As the US Air Force began bombing Syria, Islamic State (IS) released a new propaganda video of British hostage John Cantlie claiming the West is being sucked into another Vietnam in the Middle East.
Mr Cantlie, who was abducted by the Islamist terror group, also know as ISIS, in 2012, is forced to defend them in the video and says American estimates of what it would take to beat them militarily are "laughably low." He also calls air strikes on IS "America's Gulf War Three".
It is the second video to feature the photo-journalist who has worked for the Times, Sunday Times and Sun. Last week, the first video emerged, in which he announces "a series of programmes" and claims he had "nothing to lose" in delivering the messages.
He calls says American politicians calling IS "awful" or "vile" will not harm it.
"Such petty insults don't really do much harm to the most powerful jihadist movement seen in recent history," he says.
“The president once called George Bush’s Iraq conflict a ‘dumb war’ and couldn’t wait to distance America from it when he came into power.
"Now he’s being inextricably drawn back in. Not since Vietnam have we witnessed such a potential mess in the making.
"Current estimates of 15,000 troops needed to fight the Islamic State are laughably low. The State has more mujahideen than this.
“This is not some undisciplined outfit with a few Kalashnikovs.”
He says the "full might of the US war machine could not destroy Islamic State" and says it has grown in power since then.
Like the first, the second video also shows him with cropped hair and in an orange suit.
Though Mr Cantlie claimed in the first video that he was delivering propaganda voluntarily, few have believed this.
Other IS videos of the executions of James Foley, Steven Sotloff and British aid worker David Haines all showed them making statements under duress, condemning their governments.

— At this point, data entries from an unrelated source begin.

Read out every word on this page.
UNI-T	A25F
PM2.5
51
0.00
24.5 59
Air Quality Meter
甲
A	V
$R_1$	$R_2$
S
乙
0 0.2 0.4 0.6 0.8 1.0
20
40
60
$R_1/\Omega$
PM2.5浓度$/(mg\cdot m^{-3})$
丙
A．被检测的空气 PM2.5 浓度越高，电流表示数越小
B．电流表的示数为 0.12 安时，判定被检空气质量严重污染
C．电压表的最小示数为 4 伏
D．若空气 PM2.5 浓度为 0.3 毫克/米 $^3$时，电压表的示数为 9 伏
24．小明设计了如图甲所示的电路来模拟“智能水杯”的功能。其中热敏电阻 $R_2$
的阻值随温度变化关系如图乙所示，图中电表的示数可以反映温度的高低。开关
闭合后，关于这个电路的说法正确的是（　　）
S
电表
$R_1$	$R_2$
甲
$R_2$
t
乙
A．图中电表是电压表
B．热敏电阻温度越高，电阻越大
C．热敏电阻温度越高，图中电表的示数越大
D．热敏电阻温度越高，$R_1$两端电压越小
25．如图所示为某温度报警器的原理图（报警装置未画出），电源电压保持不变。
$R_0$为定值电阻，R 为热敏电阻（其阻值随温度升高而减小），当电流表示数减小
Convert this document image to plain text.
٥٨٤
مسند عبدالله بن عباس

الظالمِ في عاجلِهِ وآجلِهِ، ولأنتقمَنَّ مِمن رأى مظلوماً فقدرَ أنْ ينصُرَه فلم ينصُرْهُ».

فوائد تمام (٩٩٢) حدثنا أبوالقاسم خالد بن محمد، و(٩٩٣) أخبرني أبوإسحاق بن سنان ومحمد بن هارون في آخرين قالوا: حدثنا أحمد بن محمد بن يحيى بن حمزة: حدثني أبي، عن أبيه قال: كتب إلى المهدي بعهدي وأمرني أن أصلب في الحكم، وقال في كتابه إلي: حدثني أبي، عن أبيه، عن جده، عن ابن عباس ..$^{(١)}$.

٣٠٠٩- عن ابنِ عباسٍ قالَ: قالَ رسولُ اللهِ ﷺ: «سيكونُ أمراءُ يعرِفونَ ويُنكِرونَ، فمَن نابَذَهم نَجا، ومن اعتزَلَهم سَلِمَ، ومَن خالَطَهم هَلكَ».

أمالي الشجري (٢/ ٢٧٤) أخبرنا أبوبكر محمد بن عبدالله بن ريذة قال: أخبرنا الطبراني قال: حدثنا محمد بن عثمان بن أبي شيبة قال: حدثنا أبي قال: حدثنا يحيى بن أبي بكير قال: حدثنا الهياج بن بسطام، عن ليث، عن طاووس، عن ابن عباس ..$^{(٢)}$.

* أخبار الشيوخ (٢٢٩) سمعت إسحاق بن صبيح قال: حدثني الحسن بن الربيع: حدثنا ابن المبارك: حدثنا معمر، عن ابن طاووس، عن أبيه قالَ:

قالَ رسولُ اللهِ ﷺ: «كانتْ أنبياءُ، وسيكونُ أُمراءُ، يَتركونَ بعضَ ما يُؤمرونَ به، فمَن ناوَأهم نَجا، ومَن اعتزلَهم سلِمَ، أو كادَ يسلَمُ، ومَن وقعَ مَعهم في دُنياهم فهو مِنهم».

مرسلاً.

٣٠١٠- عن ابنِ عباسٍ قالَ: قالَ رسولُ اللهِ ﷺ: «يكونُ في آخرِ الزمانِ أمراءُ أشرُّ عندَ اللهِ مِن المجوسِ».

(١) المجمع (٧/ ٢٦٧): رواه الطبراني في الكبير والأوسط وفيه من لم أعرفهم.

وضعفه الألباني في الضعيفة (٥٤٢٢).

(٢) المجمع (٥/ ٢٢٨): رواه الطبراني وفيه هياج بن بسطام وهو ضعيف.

The latest video lasts six minutes and Mr Cantlie speaks in English with Arabic subtitles.
It always features high-end production values - images of public figures mentioned by Mr Cantlie are shown and he speaks with the fluent manner of a news anchor.
It appears to have been recorded before air strikes were launched.

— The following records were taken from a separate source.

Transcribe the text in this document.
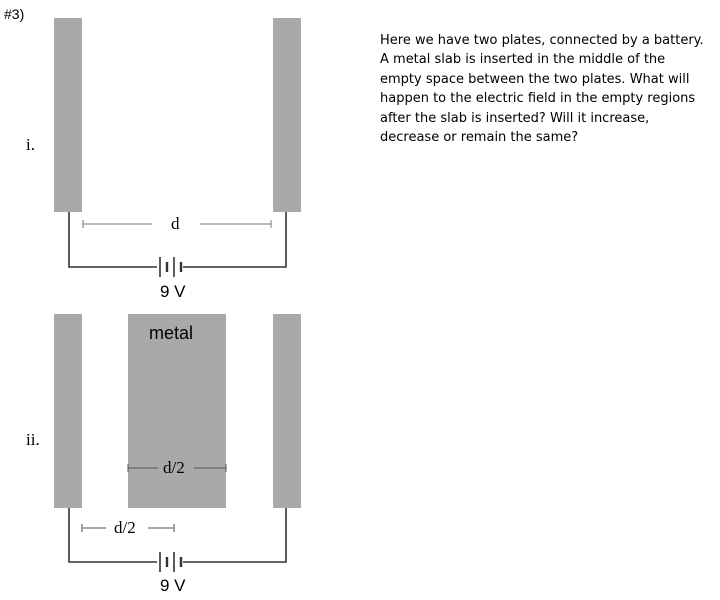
#3)
Here we have two plates, connected by a battery. A metal slab is inserted in the middle of the empty space between the two plates. What will happen to the electric field in the empty regions after the slab is inserted? Will it increase, decrease or remain the same?
i.
d
9 V
ii.
metal
d/2
d/2
9 V
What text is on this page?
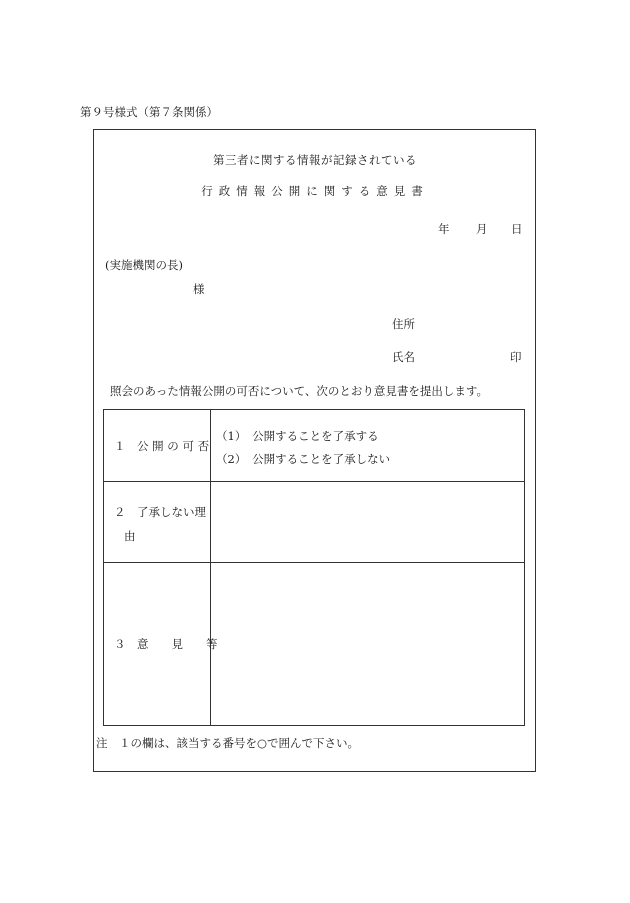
第９号様式（第７条関係）
第三者に関する情報が記録されている
行政情報公開に関する意見書
年 月 日
(実施機関の長)
様
住所
氏名	印
照会のあった情報公開の可否について、次のとおり意見書を提出します。
１　公 開 の 可 否
（1）　公開することを了承する
（2）　公開することを了承しない
２　了承しない理
由
３　意　　見　　等
注　１の欄は、該当する番号を○で囲んで下さい。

Mr Cantlie introduces himself as "the British citizen abandoned by my government and a long-term prisoner of Islamic State".

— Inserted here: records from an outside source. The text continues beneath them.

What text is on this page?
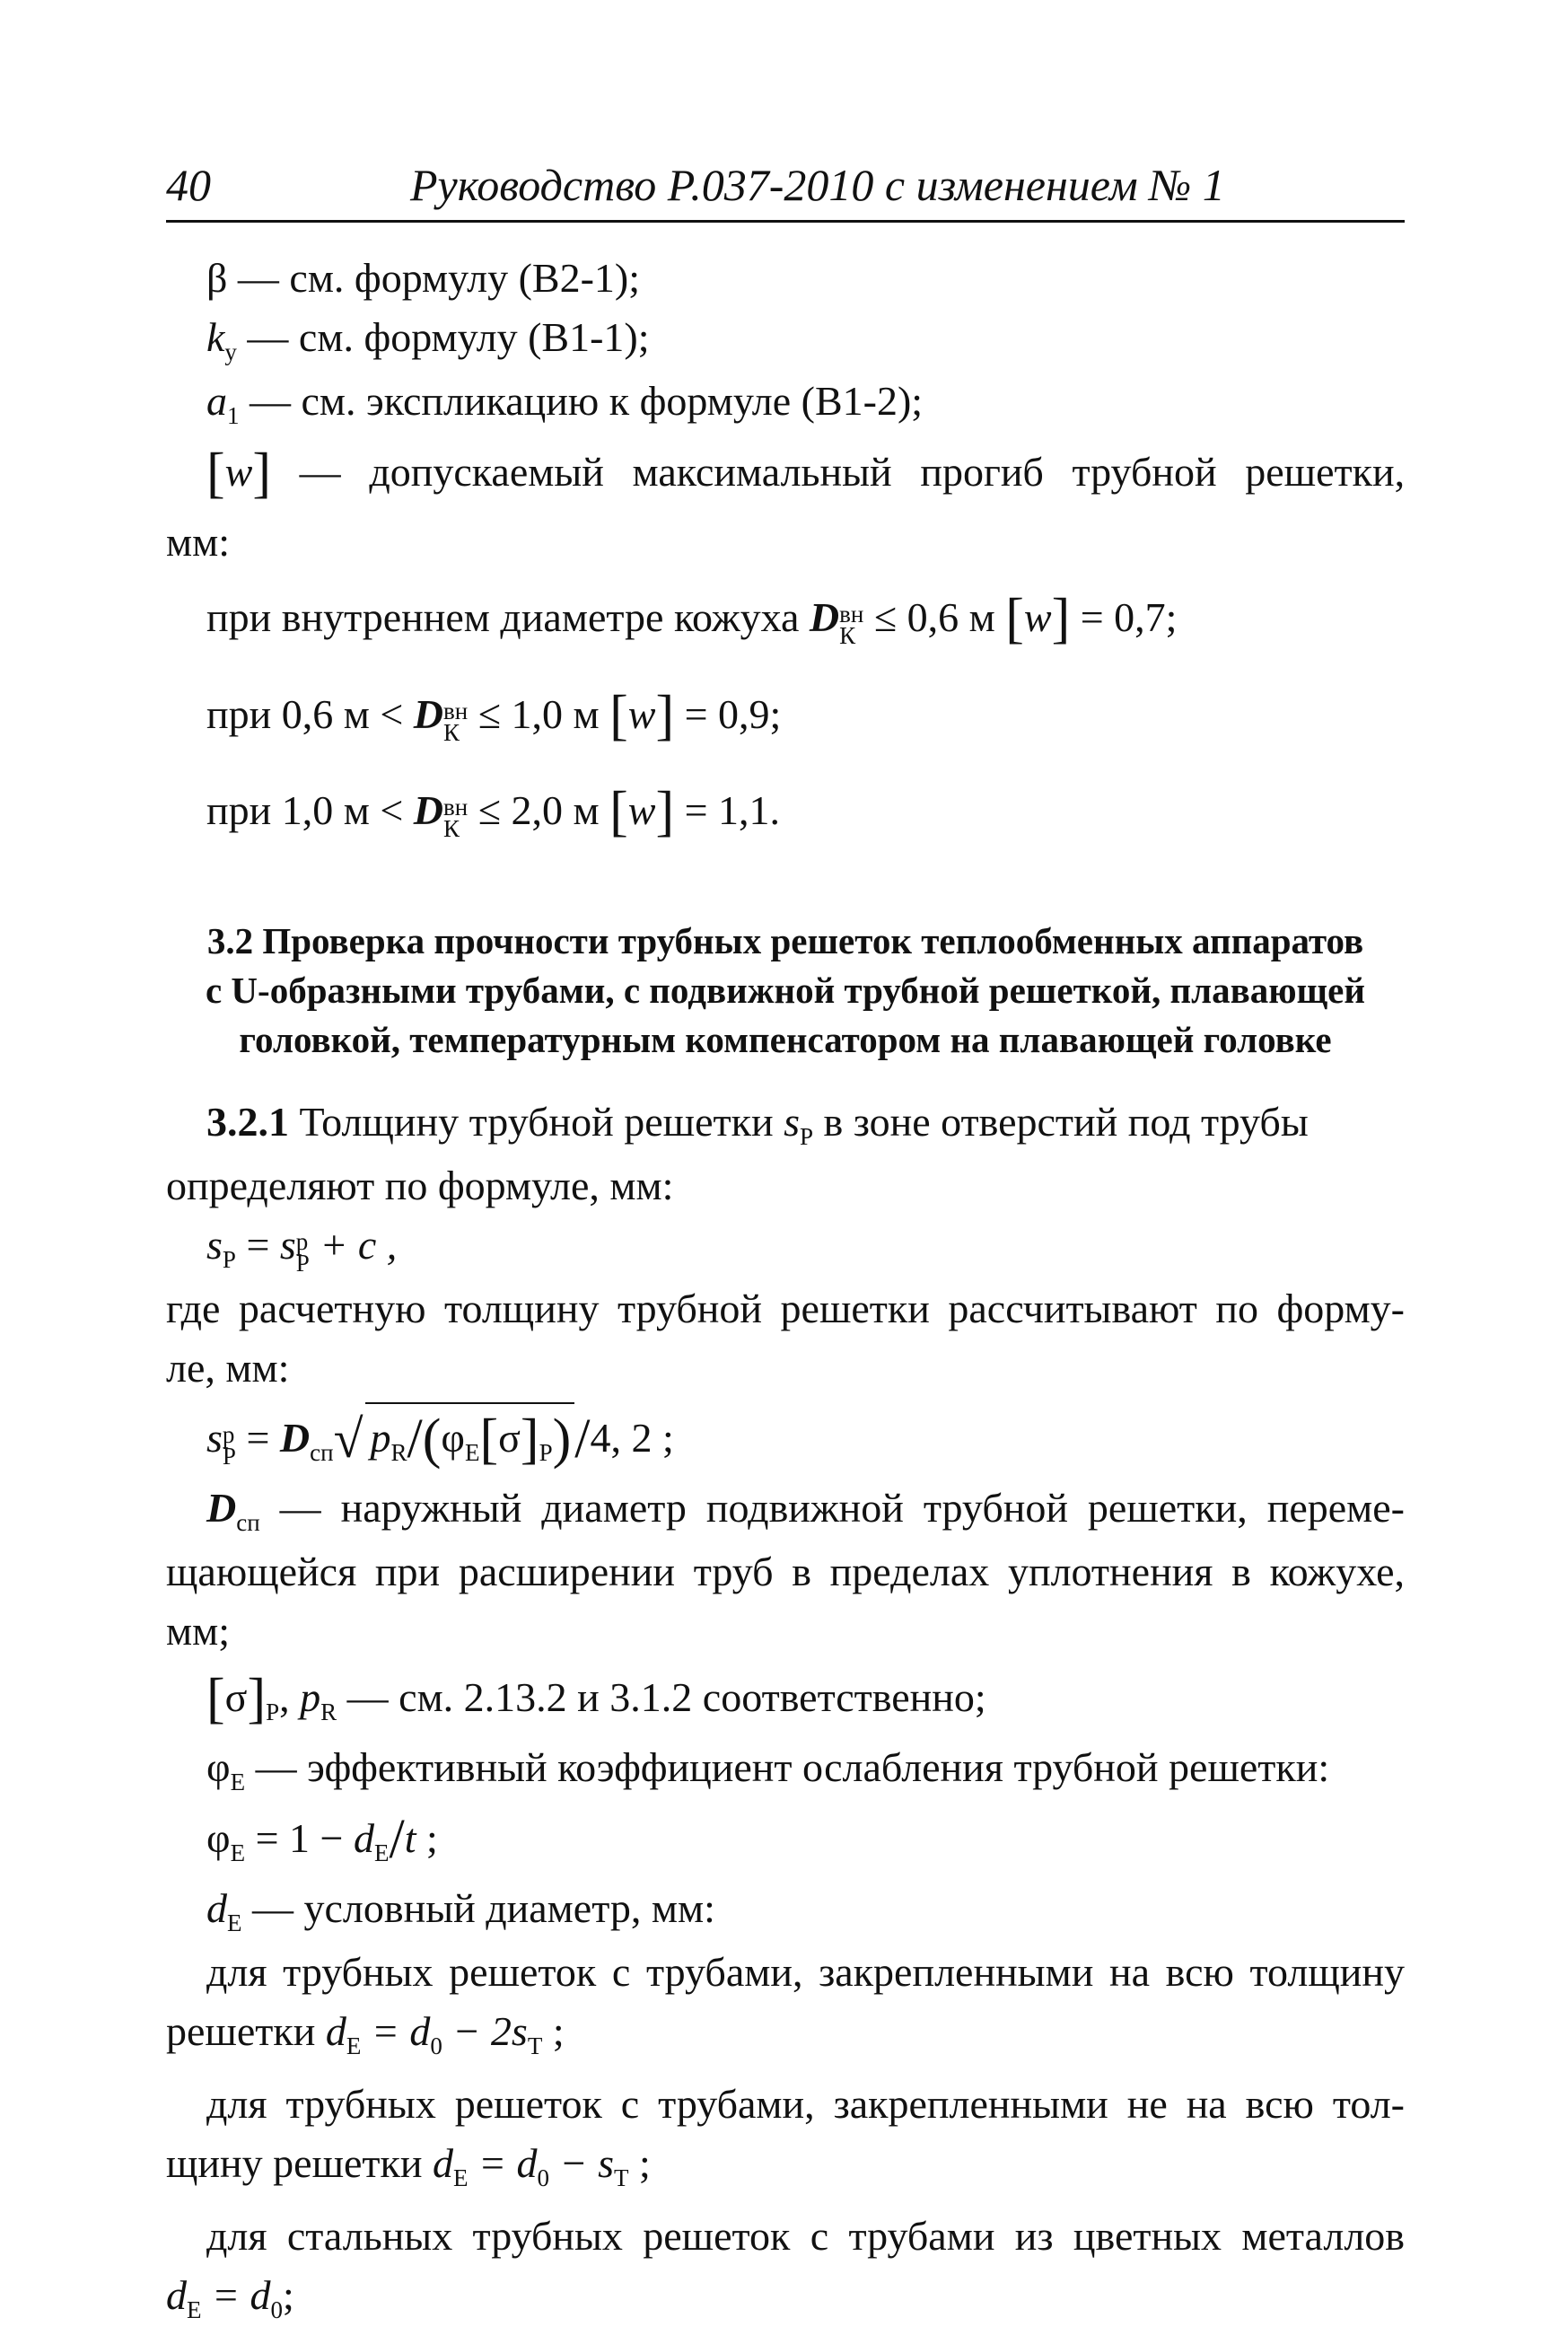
40	Руководство Р.037-2010 с изменением № 1
β — см. формулу (В2-1);
$k_y$ — см. формулу (В1-1);
$a_1$ — см. экспликацию к формуле (В1-2);
[w] — допускаемый максимальный прогиб трубной решетки,
мм:
при внутреннем диаметре кожуха D вн
К ≤ 0,6 м [w] = 0,7;
при 0,6 м < D вн
К ≤ 1,0 м [w] = 0,9;
при 1,0 м < D вн
К ≤ 2,0 м [w] = 1,1.
3.2 Проверка прочности трубных решеток теплообменных аппаратов
с U-образными трубами, с подвижной трубной решеткой, плавающей
головкой, температурным компенсатором на плавающей головке
3.2.1 Толщину трубной решетки $s_Р$ в зоне отверстий под трубы
определяют по формуле, мм:
$s_Р = s$ р
Р + c ,
где расчетную толщину трубной решетки рассчитывают по форму-
ле, мм:
s р
$Р = D_{сп}√$ $p_R/(\varphi_E[\sigma]_Р)/4$, 2 ;
$D_{сп}$ — наружный диаметр подвижной трубной решетки, переме-
щающейся при расширении труб в пределах уплотнения в кожухе,
мм;
$[\sigma]_Р$, $p_R$ — см. 2.13.2 и 3.1.2 соответственно;
$\varphi_E$ — эффективный коэффициент ослабления трубной решетки:
$\varphi_E = 1 - d_E/t$ ;
$d_E$ — условный диаметр, мм:
для трубных решеток с трубами, закрепленными на всю толщину
решетки $d_E = d_0 - 2s_Т$ ;
для трубных решеток с трубами, закрепленными не на всю тол-
щину решетки $d_E = d_0 - s_Т$ ;
для стальных трубных решеток с трубами из цветных металлов
$d_E = d_0$;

What he says suggests the video was made before Tuesday's air strikes - saying Syrian president Assad has been "approached for permission to enter Syria".
He adds the new Iranian President Hassan Rouhani, who is decidly more pro-American than his predecessor, is keen for Western intervention to strengthen
"It's all quite a circus," Mr Cantlie says. "Airstrikes, the creation of last-minute puppet government, advisory teams on the ground, wooing previous enemies to join and trans-border incurions intoa country that's been in a state of civil war for three years.
"All while completely under-estimating the strength of fighting zeal of the opponent."
He signs off: "Join me again, for the next programme."